In one of the more intriguing cases to emerge recently, male nurse John Benitez Jr. filed suit against the city of Dearborn, Michigan, for sex discrimination last week, charging that he had been terminated for tending to Muslim women at a government-run medical facility after receiving contradictory instructions about the need to adhere to gender separation:
Benitez, 63, of Madison Heights, worked at the city’s taxpayer-funded health clinic. He alleges he was ordered by a female supervisor not to treat conservative Muslim women, specifically those wearing head scarves, according to the lawsuit. He was told the clinic’s male Muslim clientele did not want a male treating female patients.
He complied until November 2010, when a doctor ordered him to treat Muslim women as he would any other patient. Benitez followed the doctor’s order and was fired less than one month later, according to the lawsuit.
An Associated Press item clarifies that his former female supervisor is Muslim and “told Benitez to refer patients wearing hijab to her, rather than treating them himself.” The U.S. Equal Employment Opportunity Commission gave the suit a green light in October.

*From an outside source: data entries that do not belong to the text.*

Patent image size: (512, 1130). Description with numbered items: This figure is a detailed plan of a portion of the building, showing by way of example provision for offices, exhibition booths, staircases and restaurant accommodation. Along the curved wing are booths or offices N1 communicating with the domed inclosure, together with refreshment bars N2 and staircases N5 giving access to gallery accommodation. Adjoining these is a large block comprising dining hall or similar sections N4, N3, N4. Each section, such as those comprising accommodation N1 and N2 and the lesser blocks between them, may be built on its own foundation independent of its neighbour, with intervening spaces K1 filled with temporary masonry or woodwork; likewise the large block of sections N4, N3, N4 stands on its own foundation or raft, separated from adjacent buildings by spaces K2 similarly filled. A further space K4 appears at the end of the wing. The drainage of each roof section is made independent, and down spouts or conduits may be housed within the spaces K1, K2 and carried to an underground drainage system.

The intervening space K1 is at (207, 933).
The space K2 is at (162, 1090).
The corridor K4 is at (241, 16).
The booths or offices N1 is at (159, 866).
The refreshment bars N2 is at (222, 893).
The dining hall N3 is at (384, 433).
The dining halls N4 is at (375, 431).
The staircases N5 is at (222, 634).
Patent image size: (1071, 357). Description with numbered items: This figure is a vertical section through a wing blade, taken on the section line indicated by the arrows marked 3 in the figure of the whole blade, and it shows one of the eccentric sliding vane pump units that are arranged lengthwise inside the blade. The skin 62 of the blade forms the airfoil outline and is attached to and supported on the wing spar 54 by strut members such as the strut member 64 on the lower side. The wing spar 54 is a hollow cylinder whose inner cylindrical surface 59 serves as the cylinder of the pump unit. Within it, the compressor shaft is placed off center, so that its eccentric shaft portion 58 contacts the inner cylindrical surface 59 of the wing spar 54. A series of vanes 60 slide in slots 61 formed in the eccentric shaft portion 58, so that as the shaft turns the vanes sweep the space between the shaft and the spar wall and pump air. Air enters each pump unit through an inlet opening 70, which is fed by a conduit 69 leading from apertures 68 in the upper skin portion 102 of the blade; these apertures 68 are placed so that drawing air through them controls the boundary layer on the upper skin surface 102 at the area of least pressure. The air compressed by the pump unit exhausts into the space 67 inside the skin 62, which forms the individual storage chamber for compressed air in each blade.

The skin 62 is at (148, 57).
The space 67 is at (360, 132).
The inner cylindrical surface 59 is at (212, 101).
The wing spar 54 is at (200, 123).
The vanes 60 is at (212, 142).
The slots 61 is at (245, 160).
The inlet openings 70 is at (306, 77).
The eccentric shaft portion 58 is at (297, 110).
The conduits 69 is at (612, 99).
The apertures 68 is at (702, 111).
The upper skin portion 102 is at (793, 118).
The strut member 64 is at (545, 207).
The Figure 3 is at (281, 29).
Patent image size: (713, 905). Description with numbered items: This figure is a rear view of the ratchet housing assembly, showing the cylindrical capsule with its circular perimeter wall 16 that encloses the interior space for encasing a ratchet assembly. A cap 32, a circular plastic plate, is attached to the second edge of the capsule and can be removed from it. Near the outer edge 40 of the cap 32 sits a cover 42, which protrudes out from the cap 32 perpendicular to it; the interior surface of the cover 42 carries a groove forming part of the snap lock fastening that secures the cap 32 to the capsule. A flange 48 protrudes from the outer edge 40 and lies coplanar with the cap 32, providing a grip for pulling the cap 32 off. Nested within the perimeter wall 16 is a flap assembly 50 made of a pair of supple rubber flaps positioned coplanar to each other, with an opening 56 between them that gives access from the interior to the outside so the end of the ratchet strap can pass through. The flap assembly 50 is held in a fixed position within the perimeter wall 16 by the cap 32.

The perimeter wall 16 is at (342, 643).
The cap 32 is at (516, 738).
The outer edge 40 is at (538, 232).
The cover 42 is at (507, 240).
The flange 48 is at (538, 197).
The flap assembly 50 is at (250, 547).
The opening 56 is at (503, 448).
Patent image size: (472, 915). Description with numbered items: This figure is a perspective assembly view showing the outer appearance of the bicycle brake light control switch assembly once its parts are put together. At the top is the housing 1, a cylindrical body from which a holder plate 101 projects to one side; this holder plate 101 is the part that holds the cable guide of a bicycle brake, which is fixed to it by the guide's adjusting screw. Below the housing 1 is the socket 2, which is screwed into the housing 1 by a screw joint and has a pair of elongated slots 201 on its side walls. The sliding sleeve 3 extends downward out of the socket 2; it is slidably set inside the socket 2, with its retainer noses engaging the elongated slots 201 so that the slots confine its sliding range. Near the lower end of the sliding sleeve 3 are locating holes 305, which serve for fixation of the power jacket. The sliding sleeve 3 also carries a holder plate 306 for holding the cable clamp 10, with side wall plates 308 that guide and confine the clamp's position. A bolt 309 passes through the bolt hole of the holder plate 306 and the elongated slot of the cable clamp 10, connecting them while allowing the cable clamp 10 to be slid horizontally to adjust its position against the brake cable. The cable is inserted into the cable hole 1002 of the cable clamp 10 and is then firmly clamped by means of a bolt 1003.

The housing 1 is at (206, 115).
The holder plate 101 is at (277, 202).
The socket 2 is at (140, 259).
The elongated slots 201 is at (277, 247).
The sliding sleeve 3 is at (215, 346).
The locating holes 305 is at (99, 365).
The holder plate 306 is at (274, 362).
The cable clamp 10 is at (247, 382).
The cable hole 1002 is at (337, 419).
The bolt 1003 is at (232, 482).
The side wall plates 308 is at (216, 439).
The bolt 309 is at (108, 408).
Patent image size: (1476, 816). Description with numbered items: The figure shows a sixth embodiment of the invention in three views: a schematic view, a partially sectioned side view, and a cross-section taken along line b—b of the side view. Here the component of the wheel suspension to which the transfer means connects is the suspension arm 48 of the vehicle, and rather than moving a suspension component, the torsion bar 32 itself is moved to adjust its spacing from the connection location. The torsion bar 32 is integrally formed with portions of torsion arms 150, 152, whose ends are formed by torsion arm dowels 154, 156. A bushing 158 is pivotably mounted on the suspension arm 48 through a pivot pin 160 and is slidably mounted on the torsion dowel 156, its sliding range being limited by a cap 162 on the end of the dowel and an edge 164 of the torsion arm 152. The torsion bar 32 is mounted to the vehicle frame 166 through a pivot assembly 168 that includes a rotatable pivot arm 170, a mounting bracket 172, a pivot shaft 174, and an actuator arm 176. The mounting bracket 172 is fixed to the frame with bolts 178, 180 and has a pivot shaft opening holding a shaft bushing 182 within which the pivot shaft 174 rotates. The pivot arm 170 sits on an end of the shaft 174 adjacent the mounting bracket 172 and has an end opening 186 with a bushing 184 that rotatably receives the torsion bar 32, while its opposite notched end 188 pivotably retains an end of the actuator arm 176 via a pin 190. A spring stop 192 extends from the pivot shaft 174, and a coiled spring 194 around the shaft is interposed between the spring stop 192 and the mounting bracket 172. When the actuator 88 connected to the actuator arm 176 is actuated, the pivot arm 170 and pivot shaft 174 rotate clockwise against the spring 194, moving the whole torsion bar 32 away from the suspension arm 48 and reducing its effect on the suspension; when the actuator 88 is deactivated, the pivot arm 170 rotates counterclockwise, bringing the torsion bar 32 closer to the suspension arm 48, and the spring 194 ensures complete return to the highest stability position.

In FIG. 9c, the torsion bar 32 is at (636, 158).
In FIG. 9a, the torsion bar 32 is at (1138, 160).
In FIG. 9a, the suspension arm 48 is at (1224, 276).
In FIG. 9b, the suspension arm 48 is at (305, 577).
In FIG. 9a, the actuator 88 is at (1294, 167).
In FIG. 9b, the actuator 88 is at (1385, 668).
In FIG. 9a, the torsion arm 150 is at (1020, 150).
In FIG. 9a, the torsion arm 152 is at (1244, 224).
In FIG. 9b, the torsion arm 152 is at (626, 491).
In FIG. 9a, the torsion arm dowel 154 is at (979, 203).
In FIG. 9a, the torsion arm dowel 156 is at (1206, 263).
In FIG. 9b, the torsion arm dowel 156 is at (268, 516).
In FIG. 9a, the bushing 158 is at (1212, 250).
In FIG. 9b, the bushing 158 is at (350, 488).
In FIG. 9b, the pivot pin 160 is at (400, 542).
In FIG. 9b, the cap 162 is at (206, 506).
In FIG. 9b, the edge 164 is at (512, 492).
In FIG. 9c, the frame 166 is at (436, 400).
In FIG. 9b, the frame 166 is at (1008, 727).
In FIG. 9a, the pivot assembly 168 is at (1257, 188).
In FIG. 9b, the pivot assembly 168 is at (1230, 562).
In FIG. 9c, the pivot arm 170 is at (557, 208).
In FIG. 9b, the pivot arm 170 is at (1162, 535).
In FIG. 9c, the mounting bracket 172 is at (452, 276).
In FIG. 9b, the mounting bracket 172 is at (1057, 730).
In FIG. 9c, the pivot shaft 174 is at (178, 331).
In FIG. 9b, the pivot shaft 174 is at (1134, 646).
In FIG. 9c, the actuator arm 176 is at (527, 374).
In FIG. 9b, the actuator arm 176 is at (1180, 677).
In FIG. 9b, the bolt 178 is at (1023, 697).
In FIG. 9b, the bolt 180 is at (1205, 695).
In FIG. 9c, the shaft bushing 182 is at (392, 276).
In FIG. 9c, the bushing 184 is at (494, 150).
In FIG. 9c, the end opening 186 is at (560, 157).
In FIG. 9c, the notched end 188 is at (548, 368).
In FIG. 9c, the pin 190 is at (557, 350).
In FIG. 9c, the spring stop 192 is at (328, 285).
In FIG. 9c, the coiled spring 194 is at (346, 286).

Alarming on their own, the allegations also reinforce a pair of trends tracked by Islamist Watch:
- Islamism in Dearborn. Nobody should be surprised to hear such a tale coming out of this Detroit suburb, which has a large Muslim population and public entities known for bending over backwards to accommodate it. Examples include the University of Michigan-Dearborn installing foot-washing stations to aid Muslims preparing to pray, Fordson High School holding football practice from 11 p.m. to 4 a.m. in 2010 to ease the Ramadan fast for Muslim athletes, and officials’ repeated attempts to inhibit Christians from engaging in speech that might discomfort Muslims. Without a doubt, Dearborn is at the very center of the battle against Islamist encroachments in the U.S.
- Strife over gender mixing in medical settings. Hospitals and other health-related venues commonly spawn gender controversies, as rapidly moving events and limited resources can make male-female contact unavoidable. Two months ago, a Muslim woman demanded to see a female doctor in a Pennsylvania emergency room, but a male nurse declined the request and reportedly said that God would forgive her for being examined by a man; she left in a huff. Last year, relatives “attacked and kicked” a doctor trying to treat a woman at a Swedish hospital “because they objected to him being a male.” An altercation involving medics even erupted at an Australian accident scene in 2009.
A court will need to weigh the veracity of specific claims made by Benitez against Dearborn, but his attorney’s remarks are relevant well beyond the parameters of this one suit: “When you get to the point that taxpayer-funded entities are having to comply with personal religious beliefs rather than letting people do their job, you’re going down a road that does not end in a good place.”